À Bruges, Studio LOHO signe Jonojé, un B&B premium installé dans une ancienne fabrique de brosses. Pensé comme un laboratoire habité, le lieu déploie six suites où les créations du studio s’exposent selon une scénographie très sensorielle.
Photos Tijs Vervecken

Jonojé est un lieu hybride, à la fois laboratoire pour Studio LOHO et B&B pour les esprits sensibles à une démarche créative dénuée de gravité.

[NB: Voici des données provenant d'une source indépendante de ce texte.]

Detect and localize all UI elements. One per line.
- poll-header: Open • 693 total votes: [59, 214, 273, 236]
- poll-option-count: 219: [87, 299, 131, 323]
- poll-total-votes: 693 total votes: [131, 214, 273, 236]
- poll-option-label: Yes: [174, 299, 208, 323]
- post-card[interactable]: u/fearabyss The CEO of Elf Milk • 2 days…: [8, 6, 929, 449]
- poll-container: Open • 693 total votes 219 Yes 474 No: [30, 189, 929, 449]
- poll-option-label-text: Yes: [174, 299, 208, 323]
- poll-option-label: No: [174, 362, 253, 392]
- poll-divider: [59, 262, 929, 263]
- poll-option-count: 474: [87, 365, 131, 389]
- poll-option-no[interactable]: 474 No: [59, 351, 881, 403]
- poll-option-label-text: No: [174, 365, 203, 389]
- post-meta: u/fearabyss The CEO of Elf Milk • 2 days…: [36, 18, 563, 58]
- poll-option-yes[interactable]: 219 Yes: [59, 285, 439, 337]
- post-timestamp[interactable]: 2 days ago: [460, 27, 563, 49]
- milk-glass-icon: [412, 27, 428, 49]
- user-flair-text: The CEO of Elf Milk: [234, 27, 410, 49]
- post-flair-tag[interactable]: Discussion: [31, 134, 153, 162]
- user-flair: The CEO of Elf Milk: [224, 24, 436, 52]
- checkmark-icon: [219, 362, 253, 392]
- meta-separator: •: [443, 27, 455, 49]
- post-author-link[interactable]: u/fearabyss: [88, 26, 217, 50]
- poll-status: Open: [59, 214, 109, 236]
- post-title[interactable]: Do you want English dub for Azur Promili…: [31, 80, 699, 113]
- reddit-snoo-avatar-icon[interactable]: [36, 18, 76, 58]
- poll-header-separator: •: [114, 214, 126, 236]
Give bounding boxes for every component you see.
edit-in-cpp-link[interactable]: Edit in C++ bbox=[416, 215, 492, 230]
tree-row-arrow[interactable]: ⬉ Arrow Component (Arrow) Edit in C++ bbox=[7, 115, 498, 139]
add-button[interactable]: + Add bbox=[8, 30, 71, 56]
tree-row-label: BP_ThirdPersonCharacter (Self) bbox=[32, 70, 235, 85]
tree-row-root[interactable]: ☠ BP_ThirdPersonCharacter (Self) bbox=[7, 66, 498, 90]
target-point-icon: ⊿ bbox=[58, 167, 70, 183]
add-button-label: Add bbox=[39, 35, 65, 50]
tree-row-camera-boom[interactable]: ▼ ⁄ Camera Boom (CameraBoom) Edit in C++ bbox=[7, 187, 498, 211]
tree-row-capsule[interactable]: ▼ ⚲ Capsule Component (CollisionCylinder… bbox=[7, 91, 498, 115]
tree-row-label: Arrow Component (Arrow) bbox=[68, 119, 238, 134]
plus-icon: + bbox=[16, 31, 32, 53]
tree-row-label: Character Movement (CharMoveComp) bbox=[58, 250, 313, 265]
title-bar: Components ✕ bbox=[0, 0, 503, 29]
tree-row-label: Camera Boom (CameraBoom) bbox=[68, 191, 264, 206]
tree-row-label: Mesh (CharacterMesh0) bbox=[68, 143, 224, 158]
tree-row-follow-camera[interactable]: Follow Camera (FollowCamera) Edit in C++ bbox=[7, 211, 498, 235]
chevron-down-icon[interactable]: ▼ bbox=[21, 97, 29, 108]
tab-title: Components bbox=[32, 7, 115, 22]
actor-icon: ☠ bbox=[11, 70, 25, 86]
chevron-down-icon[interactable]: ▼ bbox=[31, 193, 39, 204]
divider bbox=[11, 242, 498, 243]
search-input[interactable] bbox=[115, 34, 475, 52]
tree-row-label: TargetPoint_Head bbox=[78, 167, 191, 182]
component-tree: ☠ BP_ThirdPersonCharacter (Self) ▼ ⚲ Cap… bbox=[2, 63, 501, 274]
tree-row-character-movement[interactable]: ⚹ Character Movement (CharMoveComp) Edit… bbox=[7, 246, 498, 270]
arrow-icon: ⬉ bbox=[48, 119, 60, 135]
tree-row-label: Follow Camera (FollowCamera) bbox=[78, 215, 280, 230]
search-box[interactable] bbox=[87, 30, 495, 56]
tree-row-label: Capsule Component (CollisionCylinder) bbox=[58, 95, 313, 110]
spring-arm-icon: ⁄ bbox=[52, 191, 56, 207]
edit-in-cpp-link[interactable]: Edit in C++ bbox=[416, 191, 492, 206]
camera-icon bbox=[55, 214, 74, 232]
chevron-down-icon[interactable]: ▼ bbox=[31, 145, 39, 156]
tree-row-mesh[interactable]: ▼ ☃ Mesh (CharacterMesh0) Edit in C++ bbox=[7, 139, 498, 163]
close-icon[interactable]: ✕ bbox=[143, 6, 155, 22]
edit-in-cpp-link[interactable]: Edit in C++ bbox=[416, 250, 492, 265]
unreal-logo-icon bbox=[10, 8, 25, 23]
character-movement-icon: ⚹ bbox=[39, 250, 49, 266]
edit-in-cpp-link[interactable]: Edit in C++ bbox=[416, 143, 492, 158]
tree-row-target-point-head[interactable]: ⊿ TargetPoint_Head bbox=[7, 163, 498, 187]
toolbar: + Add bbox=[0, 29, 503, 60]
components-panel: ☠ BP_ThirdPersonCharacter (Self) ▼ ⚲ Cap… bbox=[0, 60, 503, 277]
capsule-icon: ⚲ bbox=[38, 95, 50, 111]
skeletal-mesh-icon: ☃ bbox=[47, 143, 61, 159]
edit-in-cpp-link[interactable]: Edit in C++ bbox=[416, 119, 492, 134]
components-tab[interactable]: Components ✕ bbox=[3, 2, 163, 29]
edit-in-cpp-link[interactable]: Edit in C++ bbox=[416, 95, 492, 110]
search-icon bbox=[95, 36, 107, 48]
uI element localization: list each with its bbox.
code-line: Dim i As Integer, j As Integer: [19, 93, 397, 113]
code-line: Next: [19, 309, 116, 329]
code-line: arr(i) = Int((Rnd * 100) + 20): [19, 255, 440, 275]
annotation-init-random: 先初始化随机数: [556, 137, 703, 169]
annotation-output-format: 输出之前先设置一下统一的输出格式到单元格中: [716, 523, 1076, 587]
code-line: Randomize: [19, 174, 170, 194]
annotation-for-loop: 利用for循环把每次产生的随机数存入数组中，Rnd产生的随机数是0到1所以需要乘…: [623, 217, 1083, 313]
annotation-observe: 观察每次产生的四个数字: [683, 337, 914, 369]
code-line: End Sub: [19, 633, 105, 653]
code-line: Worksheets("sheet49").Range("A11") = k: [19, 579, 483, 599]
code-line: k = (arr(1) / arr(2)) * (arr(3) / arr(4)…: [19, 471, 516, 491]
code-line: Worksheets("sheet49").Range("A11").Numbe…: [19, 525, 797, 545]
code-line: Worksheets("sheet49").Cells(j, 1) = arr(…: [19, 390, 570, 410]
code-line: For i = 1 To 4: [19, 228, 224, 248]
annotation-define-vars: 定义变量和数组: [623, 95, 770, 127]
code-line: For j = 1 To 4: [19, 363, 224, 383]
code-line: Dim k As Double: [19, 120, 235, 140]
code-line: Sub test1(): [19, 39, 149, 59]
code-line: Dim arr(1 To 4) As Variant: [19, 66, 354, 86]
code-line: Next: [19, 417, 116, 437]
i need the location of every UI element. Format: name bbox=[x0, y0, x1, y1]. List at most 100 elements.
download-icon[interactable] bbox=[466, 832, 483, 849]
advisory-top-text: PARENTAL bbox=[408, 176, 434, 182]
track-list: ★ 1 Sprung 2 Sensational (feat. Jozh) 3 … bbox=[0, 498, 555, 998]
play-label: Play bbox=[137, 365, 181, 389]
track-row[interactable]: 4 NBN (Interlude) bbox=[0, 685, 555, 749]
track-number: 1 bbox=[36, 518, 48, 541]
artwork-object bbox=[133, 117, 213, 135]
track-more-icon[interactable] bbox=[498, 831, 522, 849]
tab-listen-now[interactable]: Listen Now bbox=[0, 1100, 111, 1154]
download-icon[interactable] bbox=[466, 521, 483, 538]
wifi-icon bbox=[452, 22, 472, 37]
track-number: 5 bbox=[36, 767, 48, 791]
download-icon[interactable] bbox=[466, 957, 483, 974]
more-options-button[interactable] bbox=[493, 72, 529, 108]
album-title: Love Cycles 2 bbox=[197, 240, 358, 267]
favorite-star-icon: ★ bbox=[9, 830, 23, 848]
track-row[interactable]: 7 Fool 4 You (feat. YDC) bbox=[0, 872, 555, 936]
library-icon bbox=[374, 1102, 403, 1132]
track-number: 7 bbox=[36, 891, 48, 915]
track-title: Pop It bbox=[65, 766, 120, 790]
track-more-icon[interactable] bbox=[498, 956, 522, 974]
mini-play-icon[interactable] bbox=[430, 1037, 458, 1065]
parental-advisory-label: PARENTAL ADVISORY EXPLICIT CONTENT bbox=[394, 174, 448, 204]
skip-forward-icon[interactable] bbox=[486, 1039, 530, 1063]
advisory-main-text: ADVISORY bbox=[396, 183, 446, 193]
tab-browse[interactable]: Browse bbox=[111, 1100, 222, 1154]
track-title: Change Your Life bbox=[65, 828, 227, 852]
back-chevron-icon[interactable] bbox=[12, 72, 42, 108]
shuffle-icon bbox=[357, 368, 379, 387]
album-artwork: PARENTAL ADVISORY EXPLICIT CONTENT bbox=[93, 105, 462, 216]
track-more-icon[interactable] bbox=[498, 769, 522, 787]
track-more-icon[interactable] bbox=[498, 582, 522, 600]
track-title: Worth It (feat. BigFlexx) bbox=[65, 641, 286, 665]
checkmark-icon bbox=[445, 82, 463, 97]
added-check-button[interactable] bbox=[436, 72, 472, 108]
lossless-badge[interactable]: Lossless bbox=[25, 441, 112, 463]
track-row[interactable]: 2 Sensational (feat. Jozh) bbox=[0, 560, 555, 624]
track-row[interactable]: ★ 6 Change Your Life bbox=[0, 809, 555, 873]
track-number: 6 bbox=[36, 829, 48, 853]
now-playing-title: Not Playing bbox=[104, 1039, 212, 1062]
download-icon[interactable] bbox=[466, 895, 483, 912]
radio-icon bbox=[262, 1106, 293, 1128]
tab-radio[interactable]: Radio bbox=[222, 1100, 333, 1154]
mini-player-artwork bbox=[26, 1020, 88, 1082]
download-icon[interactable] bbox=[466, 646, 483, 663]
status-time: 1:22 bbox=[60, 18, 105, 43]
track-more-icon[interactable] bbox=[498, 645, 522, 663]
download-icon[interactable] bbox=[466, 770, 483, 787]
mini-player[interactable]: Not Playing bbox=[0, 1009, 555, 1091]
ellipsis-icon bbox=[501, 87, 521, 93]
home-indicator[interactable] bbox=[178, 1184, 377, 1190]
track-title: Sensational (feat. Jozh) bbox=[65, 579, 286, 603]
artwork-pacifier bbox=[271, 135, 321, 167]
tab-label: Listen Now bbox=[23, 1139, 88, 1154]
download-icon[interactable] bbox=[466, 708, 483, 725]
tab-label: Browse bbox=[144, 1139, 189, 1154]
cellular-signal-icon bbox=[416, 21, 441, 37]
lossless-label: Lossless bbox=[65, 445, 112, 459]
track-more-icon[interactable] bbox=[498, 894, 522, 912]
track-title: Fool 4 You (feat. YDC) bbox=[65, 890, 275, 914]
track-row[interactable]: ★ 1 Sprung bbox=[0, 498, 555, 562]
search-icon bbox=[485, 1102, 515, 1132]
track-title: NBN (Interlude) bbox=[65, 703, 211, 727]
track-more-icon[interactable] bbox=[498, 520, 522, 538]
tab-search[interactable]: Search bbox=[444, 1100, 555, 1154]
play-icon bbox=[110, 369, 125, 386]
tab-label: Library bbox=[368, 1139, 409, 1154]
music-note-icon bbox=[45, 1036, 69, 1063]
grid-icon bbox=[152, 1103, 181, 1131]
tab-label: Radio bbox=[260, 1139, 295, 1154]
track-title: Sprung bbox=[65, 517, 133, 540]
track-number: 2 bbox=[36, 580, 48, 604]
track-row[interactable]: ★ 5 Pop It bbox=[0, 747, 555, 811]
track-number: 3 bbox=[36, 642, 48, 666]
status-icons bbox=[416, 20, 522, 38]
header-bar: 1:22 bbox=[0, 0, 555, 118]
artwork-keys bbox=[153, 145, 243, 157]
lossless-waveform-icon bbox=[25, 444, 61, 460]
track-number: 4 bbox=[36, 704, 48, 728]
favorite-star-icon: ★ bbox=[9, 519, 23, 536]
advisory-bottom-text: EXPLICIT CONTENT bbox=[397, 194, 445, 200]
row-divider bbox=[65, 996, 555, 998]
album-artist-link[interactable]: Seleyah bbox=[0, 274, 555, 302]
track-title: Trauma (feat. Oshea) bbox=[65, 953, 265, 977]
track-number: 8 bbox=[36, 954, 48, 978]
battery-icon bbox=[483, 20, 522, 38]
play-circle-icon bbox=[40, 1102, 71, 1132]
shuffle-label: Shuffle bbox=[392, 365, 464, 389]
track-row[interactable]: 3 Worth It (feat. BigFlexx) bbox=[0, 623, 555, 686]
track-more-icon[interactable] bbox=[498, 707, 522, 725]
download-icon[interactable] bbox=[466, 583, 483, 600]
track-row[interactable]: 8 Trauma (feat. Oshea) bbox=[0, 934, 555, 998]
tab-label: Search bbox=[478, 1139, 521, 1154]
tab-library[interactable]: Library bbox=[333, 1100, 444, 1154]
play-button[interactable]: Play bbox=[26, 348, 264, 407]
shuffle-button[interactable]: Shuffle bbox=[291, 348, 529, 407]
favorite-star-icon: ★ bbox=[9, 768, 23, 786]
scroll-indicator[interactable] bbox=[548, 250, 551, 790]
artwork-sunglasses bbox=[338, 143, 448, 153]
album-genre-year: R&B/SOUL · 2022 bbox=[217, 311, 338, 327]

La façade de Jonojé agit comme un manifeste, entre maîtrise du geste et indocilité de la matière. Une vaste surface en céramique bleue s’y déploie, marquée par un réseau de lignes irrégulières qui rappellent les craquelures d’une terre aride, mais dont les reflets changeants évoquent le scintillement de la mer. « Les marques sont naturelles, mais provoquées. C’est la frustration ressentie quand une pièce en céramique se fissure qui a inspiré cette façade », explique Jo Hoeven, cofondateur de Studio LOHO avec Karel Loontiens.
Créé en 2017, Studio LOHO développe depuis ses ateliers brugeois objets et matériaux destinés à des projets résidentiels haut de gamme. Le studio, qui réunit aujourd’hui une douzaine de personnes, s’est fait connaître grâce à sa baignoire sculpturale en céramique, entièrement modelée à la main dans l’argile. Derrière cette pièce devenue iconique se devine toutefois un univers plus vaste, à la frontière du design et de l’expérimentation.
Ichi, Ni, San…
C’est précisément pour donner corps à cette vision audacieuse que le duo a ouvert Jonojé, un boutique-hôtel implanté dans un vaste bâtiment classé de 1 000 m², prolongé par un jardin luxuriant de 1 250 m² à la lisière de Bruges. Lors de sa première visite du bâtiment – une ancienne fabrique de brosses et de pinceaux – Jo l’a perçu comme un îlot autonome au cœur d’un quartier résidentiel. Un lieu imposant, presque autosuffisant, tant par son échelle que par sa présence. Cette impression initiale irrigue aujourd’hui l’ensemble du projet, où chaque espace réserve son lot de découvertes derrière une apparente simplicité.
« Chaque espace réserve son lot de découvertes derrière une apparente simplicité. »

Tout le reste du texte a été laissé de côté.